US turns screws on China over North Korea with Taiwan arms deal
President Donald Trump’s plan to sell US$1.4 billion worth of weapons to Taipei is meant to put pressure on Beijing, observers say
Washington has ratcheted up the pressure on Beijing amid growing frustration over its inaction on North Korea, upping the ante on Taiwan just days ahead of a summit between the Chinese and US leaders.
In what observers say is a clear sign of how far the Trump administration will go to extract concessions from Beijing to help bring Pyongyang into line, the US State Department on Thursday approved US$1.4 billion of arms sales to Taiwan, the first under President Donald Trump.
Analysts said the planned arms sales and other moves targeting China would send a message to Beijing – just a week before President Xi Jinping meets Trump on the sidelines of the G20 summit in Hamburg, Germany.
The moves – including a bill that would allow the US navy to make port calls to Taiwan and the blacklisting of a small Chinese bank accused of illicit dealings with North Korea – infuriated Beijing, which said Washington was interfering with its internal affairs.
“These actions – sanctions against Chinese companies, especially arms sales to Taiwan – will undermine the mutual confidence of the two sides and runs counter to the spirit of the Mar-a-Lago summit [between Trump and Xi in April],” Chinese ambassador to Washington Cui Tiankai said. “We have expressed firm opposition to the US and we will reserve our right to take further action,” he said.
Defence ministry spokesman Ren Zhiqiang said China firmly opposed the actions and reiterated that Taiwan remained “the most important, most sensitive core issue in China-US relations”.
Analysts said Trump appeared to be using Taiwan as leverage against Beijing amid heightened tensions over North Korea’s nuclear weapons programme.
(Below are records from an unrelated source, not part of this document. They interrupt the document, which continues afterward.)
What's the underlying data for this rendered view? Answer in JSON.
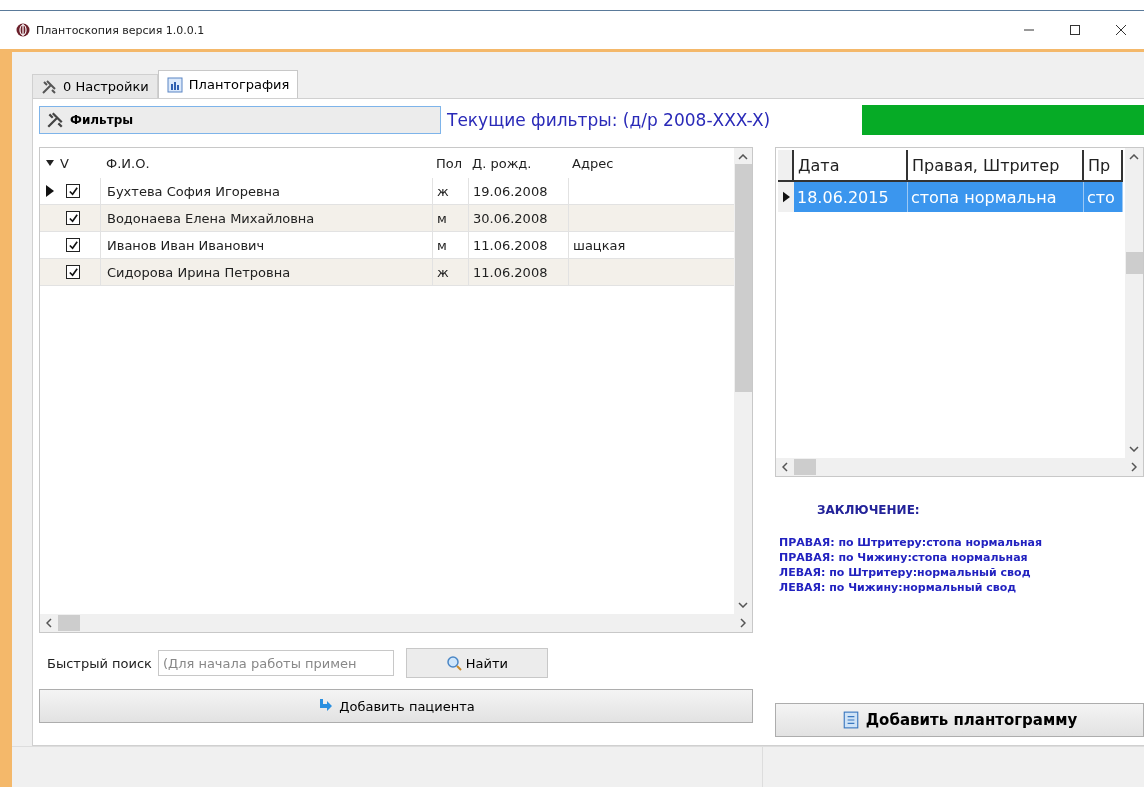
{
  "window": {
    "title": "Плантоскопия версия 1.0.0.1"
  },
  "tabs": [
    {
      "label": "0 Настройки",
      "selected": false
    },
    {
      "label": "Плантография",
      "selected": true
    }
  ],
  "filters_button": "Фильтры",
  "current_filters": "Текущие фильтры: (д/р 2008-XXX-X)",
  "progress": {
    "level": 1
  },
  "patients": {
    "columns": [
      "V",
      "Ф.И.О.",
      "Пол",
      "Д. рожд.",
      "Адрес"
    ],
    "rows": [
      {
        "selected": true,
        "checked": true,
        "name": "Бухтева София Игоревна",
        "sex": "ж",
        "dob": "19.06.2008",
        "address": ""
      },
      {
        "selected": false,
        "checked": true,
        "name": "Водонаева Елена Михайловна",
        "sex": "м",
        "dob": "30.06.2008",
        "address": ""
      },
      {
        "selected": false,
        "checked": true,
        "name": "Иванов Иван Иванович",
        "sex": "м",
        "dob": "11.06.2008",
        "address": "шацкая"
      },
      {
        "selected": false,
        "checked": true,
        "name": "Сидорова Ирина Петровна",
        "sex": "ж",
        "dob": "11.06.2008",
        "address": ""
      }
    ]
  },
  "quick_search": {
    "label": "Быстрый поиск",
    "placeholder": "(Для начала работы примен",
    "button": "Найти"
  },
  "add_patient": "Добавить пациента",
  "plantograms": {
    "columns": [
      "Дата",
      "Правая, Штритер",
      "Пр"
    ],
    "rows": [
      {
        "selected": true,
        "cells": [
          "18.06.2015",
          "стопа нормальна",
          "сто"
        ]
      }
    ]
  },
  "conclusion": {
    "title": "ЗАКЛЮЧЕНИЕ:",
    "lines": [
      "ПРАВАЯ: по Штритеру:стопа нормальная",
      "ПРАВАЯ: по Чижину:стопа нормальная",
      "ЛЕВАЯ: по Штритеру:нормальный свод",
      "ЛЕВАЯ: по Чижину:нормальный свод"
    ]
  },
  "add_plantogram": "Добавить плантограмму"
}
“This constitutes a clear warning that the Trump administration requires Beijing to deliver what has been agreed on North Korea, in return for easing pressure on China on the economic front and on Taiwan,” said Steve Tsang, director of the SOAS China Institute in London.
Alessandro Bruno, a defence industry analyst at consulting group Lombardi, said: “Trump is playing a little bit of chess. This is definitely a strategy to put pressure on China so that Trump can extract some concessions out of China ahead of the G20 meeting.”
But US state department spokeswoman Heather Nauert said the moves would not affect the long-standing “one China” policy, which Beijing considers the basis of bilateral ties.
Trump threw relations between the world’s top two economies into disarray after he was elected by accepting a congratulatory call in December from independence-leaning Taiwanese President Tsai Ing-wen. But in recent weeks, Trump and his top officials have become frustrated with Beijing’s refusal to impose tougher sanctions on Pyongyang, despite its repeated provocations.
The arms package needs approval from Congress within 30 days. It comprises seven items, including technical support for early warning radar, anti-radiation missiles, torpedoes and components for SM-2 missiles, the Associated Press reported.
It came a day after the US Senate Armed Services Committee approved a bill that would allow regular stops by US naval vessels to Taiwan’s ports and permits US Pacific Command to receive ports of call by Taiwan.
Huang Jing, of the National University of Singapore, said: “The US moves show the ‘adults’ in the Trump administration, such as Rex Tillerson and Jim Mattis, are trying to manage the president and correct Trump’s mistake of being nice to China.”
Beijing sees Taiwan as a breakaway province and tries to deter countries from having formal ties with the island. US defence ties are a particularly sensitive issue.